In The Big Bang Theory: Herb Garden Germination, physicist Sheldon and his girlfriend Amy decide to do a little research on Dawkins’s meme theory. Amy tells party girl Penny, “Sheldon and I engaged in sexual intercourse. In other news, I’m thinking of starting an herb garden. Mum’s the word. Gotta go.” She and Sheldon are testing a hypothesis that titillating news will spread more virally than a more mundane announcement.
Hint: they’re right.
In their social circle, they can feel pretty confident that sex will interest everyone more than gardening, and sure enough, the false news spreads throughout the group within 24 hours. At your company website, it may not be such an easy call. How can you tell whether details about your new product will be more thrilling to your audience than an upcoming sale or a company-wide controversy?
Facebook Insights has a measure of virality that can give you an idea. As soon as your page gets 30 Likes, you’ll see the Insights overview on your Admin panel:
Click through and you’ll see more information. Specifically, you’ll see your total Likes (the number of people who have clicked on “Like”); the total number of friends of all your fans added together, which constitutes the theoretical number of people who might see your posts if all your fans shared them; the number of people who’ve taken action with any of your posts in the past week; and the Weekly Total Reach, which is the number of people who have seen any of your content during the week, including ads and promoted stories.
You get green up arrows if the numbers are increasing and red down arrows if the numbers have gone down since the previous week. As a rule, you want to see up arrows. You’ll also see a line chart if you like to get a quick visual image of how things are going.
Look below the chart and you’ll see measures of reach, engagement, “talking about this,” and virality for each recent post. Reach and “talking…” are the same as above, while engagement refers to clicks on the post.
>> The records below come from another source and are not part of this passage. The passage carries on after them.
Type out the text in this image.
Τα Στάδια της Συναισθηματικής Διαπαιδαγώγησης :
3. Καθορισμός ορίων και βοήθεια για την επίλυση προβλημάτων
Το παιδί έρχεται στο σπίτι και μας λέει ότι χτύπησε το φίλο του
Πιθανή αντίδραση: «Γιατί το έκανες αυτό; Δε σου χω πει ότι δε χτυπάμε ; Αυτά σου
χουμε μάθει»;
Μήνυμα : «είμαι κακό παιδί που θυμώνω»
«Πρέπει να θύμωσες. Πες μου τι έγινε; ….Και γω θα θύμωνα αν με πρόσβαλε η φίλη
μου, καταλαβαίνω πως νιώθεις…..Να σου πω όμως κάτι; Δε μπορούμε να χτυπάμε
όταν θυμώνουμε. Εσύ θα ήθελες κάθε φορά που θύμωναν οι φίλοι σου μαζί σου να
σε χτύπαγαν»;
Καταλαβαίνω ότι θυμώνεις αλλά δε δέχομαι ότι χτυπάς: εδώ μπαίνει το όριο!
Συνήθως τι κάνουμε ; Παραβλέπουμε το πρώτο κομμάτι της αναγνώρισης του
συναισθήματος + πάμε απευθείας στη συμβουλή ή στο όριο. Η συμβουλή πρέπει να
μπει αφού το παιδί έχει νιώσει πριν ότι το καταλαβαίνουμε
Virality measures the percentage of visitors who took an action such as sharing your post. Click on the word at your insights page to sort your posts by virality, with the most viral at the top of the list.
We mostly see virality levels of 1 to 5%. However, if you have very small numbers of visitors you might have much higher levels — say, if all three of your visitors shared the post, in which case you’d have 100% virality. As always, larger numbers give you more useful data.
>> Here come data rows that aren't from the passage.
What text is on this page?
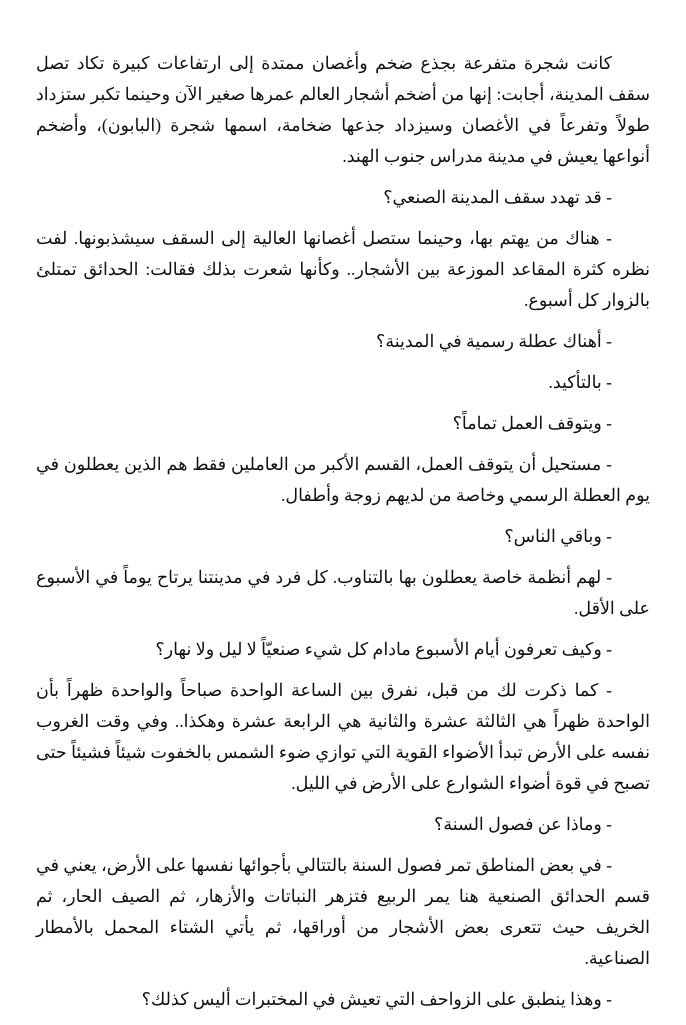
كانت شجرة متفرعة بجذع ضخم وأغصان ممتدة إلى ارتفاعات كبيرة تكاد تصل سقف المدينة، أجابت: إنها من أضخم أشجار العالم عمرها صغير الآن وحينما تكبر ستزداد طولاً وتفرعاً في الأغصان وسيزداد جذعها ضخامة، اسمها شجرة (البابون)، وأضخم أنواعها يعيش في مدينة مدراس جنوب الهند.

- قد تهدد سقف المدينة الصنعي؟

- هناك من يهتم بها، وحينما ستصل أغصانها العالية إلى السقف سيشذبونها. لفت نظره كثرة المقاعد الموزعة بين الأشجار.. وكأنها شعرت بذلك فقالت: الحدائق تمتلئ بالزوار كل أسبوع.

- أهناك عطلة رسمية في المدينة؟

- بالتأكيد.

- ويتوقف العمل تماماً؟

- مستحيل أن يتوقف العمل، القسم الأكبر من العاملين فقط هم الذين يعطلون في يوم العطلة الرسمي وخاصة من لديهم زوجة وأطفال.

- وباقي الناس؟

- لهم أنظمة خاصة يعطلون بها بالتناوب. كل فرد في مدينتنا يرتاح يوماً في الأسبوع على الأقل.

- وكيف تعرفون أيام الأسبوع مادام كل شيء صنعيّاً لا ليل ولا نهار؟

- كما ذكرت لك من قبل، نفرق بين الساعة الواحدة صباحاً والواحدة ظهراً بأن الواحدة ظهراً هي الثالثة عشرة والثانية هي الرابعة عشرة وهكذا.. وفي وقت الغروب نفسه على الأرض تبدأ الأضواء القوية التي توازي ضوء الشمس بالخفوت شيئاً فشيئاً حتى تصبح في قوة أضواء الشوارع على الأرض في الليل.

- وماذا عن فصول السنة؟

- في بعض المناطق تمر فصول السنة بالتتالي بأجوائها نفسها على الأرض، يعني في قسم الحدائق الصنعية هنا يمر الربيع فتزهر النباتات والأزهار، ثم الصيف الحار، ثم الخريف حيث تتعرى بعض الأشجار من أوراقها، ثم يأتي الشتاء المحمل بالأمطار الصناعية.

- وهذا ينطبق على الزواحف التي تعيش في المختبرات أليس كذلك؟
If your numbers are large enough, look at the posts that have higher levels of virality. A quick glance at all our pages showed that questions and pictures tend to have higher levels of virality, broadly speaking. Each page, however, shows its own pattern. What’s yours?
Once you know, see if you can align that virality with visits to your website, sales or other conversions, new Likes, or other metrics. If you can, you have good reason to increase the types of posts that had greater virality. Even if they include herb gardening.